1. The problem statement, all variables and given/known data A straight piece of conducting wire with mass M and length L is placed on a frictionless incline tilted at an angle theta from the horizontal. There is a uniform, vertical magnetic field vecB at all points (produced by an arrangement of magnets not shown in the figure). To keep the wire from sliding down the incline, a voltage source is attached to the ends of the wire. When just the right amount of current flows through the wire, the wire remains at rest. Determine the magnitude of the current in the wire that will cause the wire to remain at rest. Express your answer in terms of the variables M, theta, L, B, and appropriate constants. Determine the direction of the current in the wire that will cause the wire to remain at rest. In addition viewing the wire from its left-hand end, show in a free-body diagram all the forces that act on the wire. 2. Relevant equations dF = Idl ×B or possible the bio-stavart law.. i'm not sure 3. The attempt at a solution the current must be directed from the right to the left i think? other than that, unsure how to start, just chasing a hint or beginning to work from. thanks heaps.
See if this helps - http://hyperphysics.phy-astr.gsu.edu/hbase/magnetic/forwir2.html The force pulling the wire down the incline is just the component of the weight parallel with the plane of the incline.
ok so force pulling the wire down: F=masinθ = -9.8Msinθ so for the rest: F=ILBsinθ 9.8Msinθ=ILBsinθ 9.8M=ILB I=9.8M/LB ??

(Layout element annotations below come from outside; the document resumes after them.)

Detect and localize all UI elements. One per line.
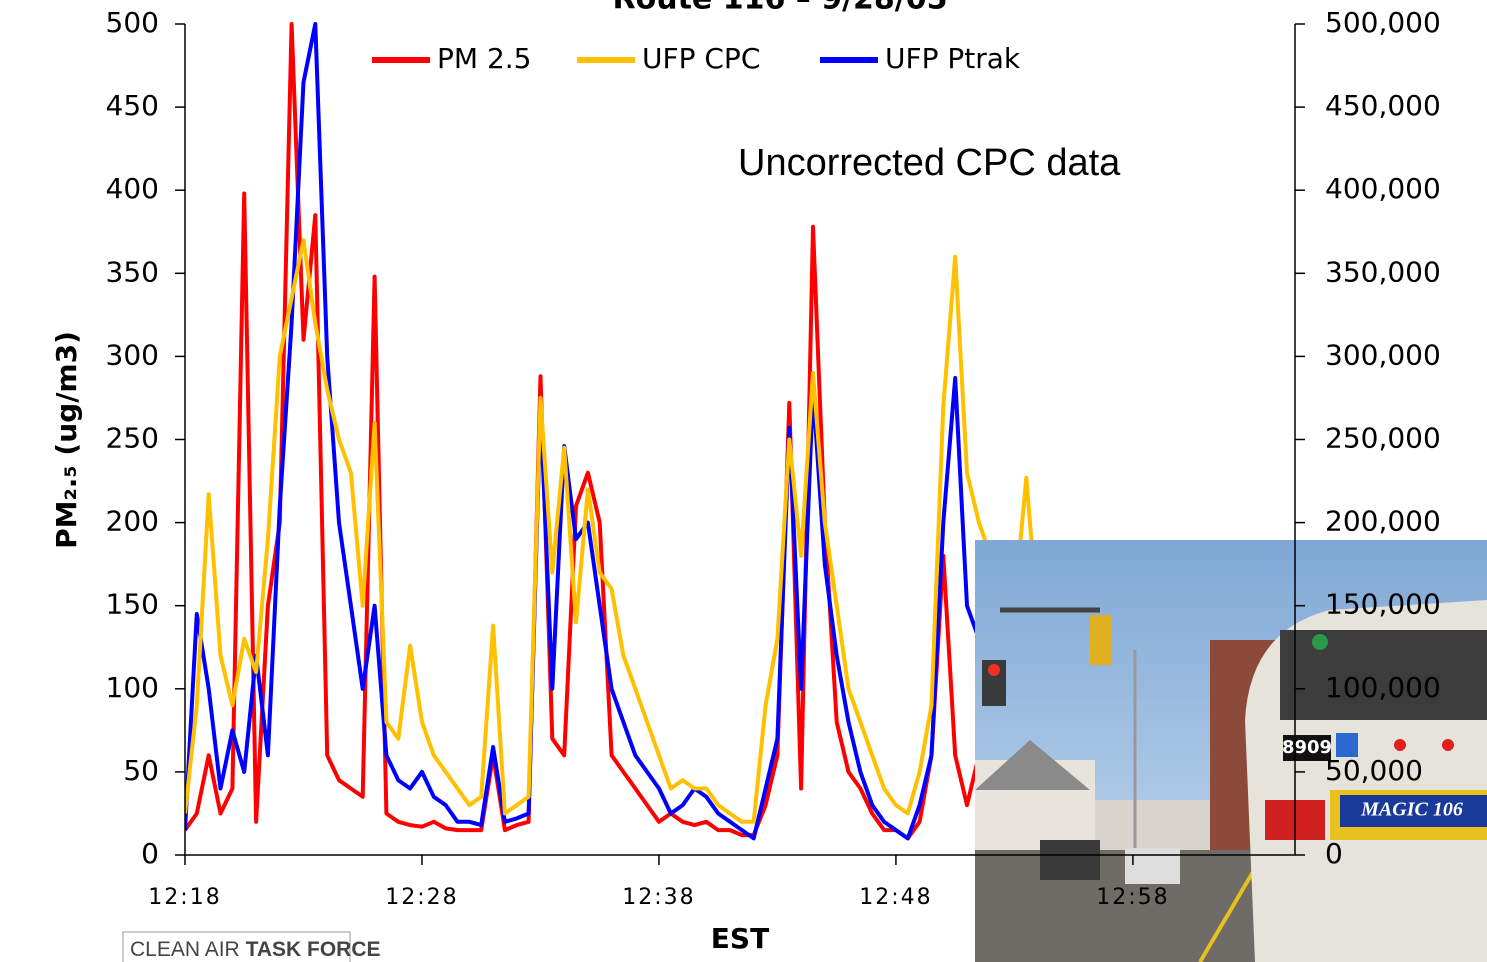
y2-tick-label: 400,000 [1325, 172, 1441, 205]
photo: 8909 MAGIC 106 [975, 540, 1487, 962]
y-tick-label: 250 [106, 422, 159, 455]
y-tick-label: 500 [106, 6, 159, 39]
x-axis-label: EST [711, 922, 769, 955]
legend-label: PM 2.5 [437, 42, 531, 75]
legend-label: UFP CPC [642, 42, 760, 75]
y2-tick-label: 350,000 [1325, 255, 1441, 288]
y-tick-label: 350 [106, 255, 159, 288]
logo-light: CLEAN AIR [130, 938, 240, 961]
y-tick-label: 400 [106, 172, 159, 205]
y-tick-label: 100 [106, 671, 159, 704]
y-tick-label: 300 [106, 338, 159, 371]
y2-tick-label: 150,000 [1325, 588, 1441, 621]
series-line [185, 238, 1041, 824]
y2-tick-label: 0 [1325, 837, 1343, 870]
y2-tick-label: 450,000 [1325, 89, 1441, 122]
x-tick-label: 12:48 [859, 885, 932, 910]
bus-ad: MAGIC 106 [1360, 799, 1463, 821]
y-tick-label: 150 [106, 588, 159, 621]
annotation: Uncorrected CPC data [738, 142, 1121, 184]
y2-tick-label: 200,000 [1325, 505, 1441, 538]
y2-tick-label: 100,000 [1325, 671, 1441, 704]
y2-tick-label: 50,000 [1325, 754, 1423, 787]
x-tick-label: 12:28 [385, 885, 458, 910]
x-tick-label: 12:58 [1096, 885, 1169, 910]
y-tick-label: 50 [123, 754, 159, 787]
y-tick-label: 200 [106, 505, 159, 538]
y-tick-label: 450 [106, 89, 159, 122]
y-axis-label: PM₂.₅ (ug/m3) [50, 331, 83, 549]
series-line [185, 22, 1040, 841]
logo-bold: TASK FORCE [246, 938, 381, 961]
y2-tick-label: 500,000 [1325, 6, 1441, 39]
legend-label: UFP Ptrak [885, 42, 1021, 75]
x-tick-label: 12:18 [148, 885, 221, 910]
logo: CLEAN AIR TASK FORCE [130, 938, 381, 961]
y2-tick-label: 300,000 [1325, 338, 1441, 371]
x-tick-label: 12:38 [622, 885, 695, 910]
y-tick-label: 0 [141, 837, 159, 870]
y2-tick-label: 250,000 [1325, 422, 1441, 455]
logo-box [122, 931, 351, 962]
chart-title: Route 116 – 9/28/05 [613, 0, 948, 17]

Yes, but be careful with the angles. The angle between current and magnetic field is 90°, and so the resulting force points horizontally. One has to ensure that the force on the wire parallel to incline matches the weight component down the incline. In this geometry, the angle between magnetic field and current is not the angle of the incline.
Think in 3D. You know the force [tex]F_b=\vec{B}\times \vec{i}L[/tex]. Here the force is perpendicular to both the current and the magnetic field. Using the left hand rule, find out the direction of the current, and the equate the appropriate components.